By Airman 1st Class Alexus Wilcox | Peterson-Schriever Garrison Public Affairs
PETERSON AIR FORCE BASE, Colo. — Peterson AFB First Sergeants partnered with Pikes Peak Suicide Prevention organizations to host the “Call 4 Action: ’Lean on me‘” event on base Nov. 17, 2020.
The purpose of this event was to provide strategies to navigate situations when someone may be suicidal or in distress, as well as educate people on how to build connections with others to minimize disconnected feelings.
Chief Master Sgt. Robert Rogers, Joint Intelligence Operation Center, senior enlisted advisor, at Fort Worth, Texas and author of “Paperback Mentor” was at the forefront of the event. Rogers began his presentation with a recount of his personal battle with suicide and then led a discussion about connecting with people in all aspects of life.

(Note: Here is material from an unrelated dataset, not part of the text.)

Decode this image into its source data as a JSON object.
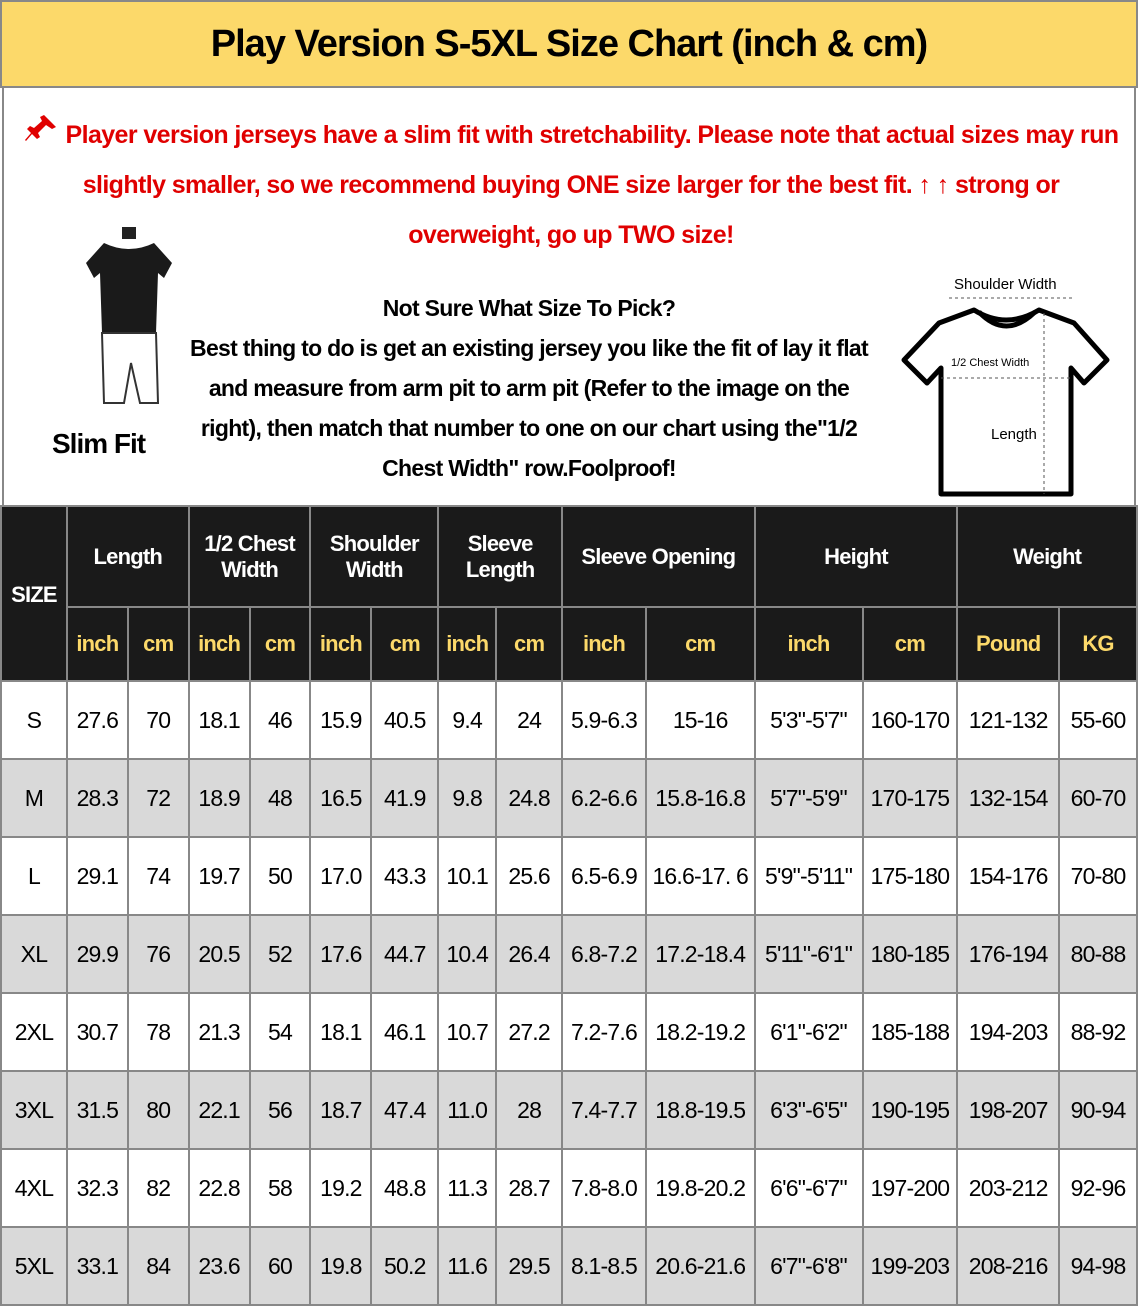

“What makes you different, makes a difference,” said Rogers. He also emphasized the importance of being mindful of the diverse set of individuals that surround you and how you should make an attempt to understand them. The senior leader then provided some tools to maintain a healthy life using a strategy called the “Three Chamber Hour Glass,” which is illustrated in his book. This is the balance between family, career and self.
“Our Airmen need to see that it is not just them struggling,” said Senior Master Sgt. Shawn Canole, Space Delta 2 First Sergeant. “It is Airmen of all ranks that struggle with mental health and it’s okay to take a knee and get the help they need.”
Canole also introduced the attendees to the First Sergeant initiative, “Who’s your person? Here’s your dog tag.”
The program provides a military member with a dog tag with their contact information to give to an individual (military member or not) to signify that they can contact you when times get tough.
“This [“dog tag”] gesture symbolizes that they are someone you trust and talk to in a dark moment or during a tough time in your life,” said Canole.
The final leg of the event was a four-hour portion called “Safe Talks.” During this time attendees were separated into two groups and they were given crisis scenarios to discuss how they would engage the issue.
“They learned how to prevent suicide by recognizing signs, engaging someone and connecting them to an intervention resource for further support,” Canole said.
Safe Talk provided attendees with useful strategies to overcome a crisis they may not have been exposed to before and taught them how they may have managed a past crisis differently.
“[In the given scenarios], they’re giving you real experiences that are relatable, and tools that I can use as an assistant First Sergeant for my Airmen in a crisis,” said Tech Sgt. Jesus Gonzalez, 21st Security Forces Squadron, Assistant First Sergeant. “I can also pass down the information I learned [at the event] to other leaders.”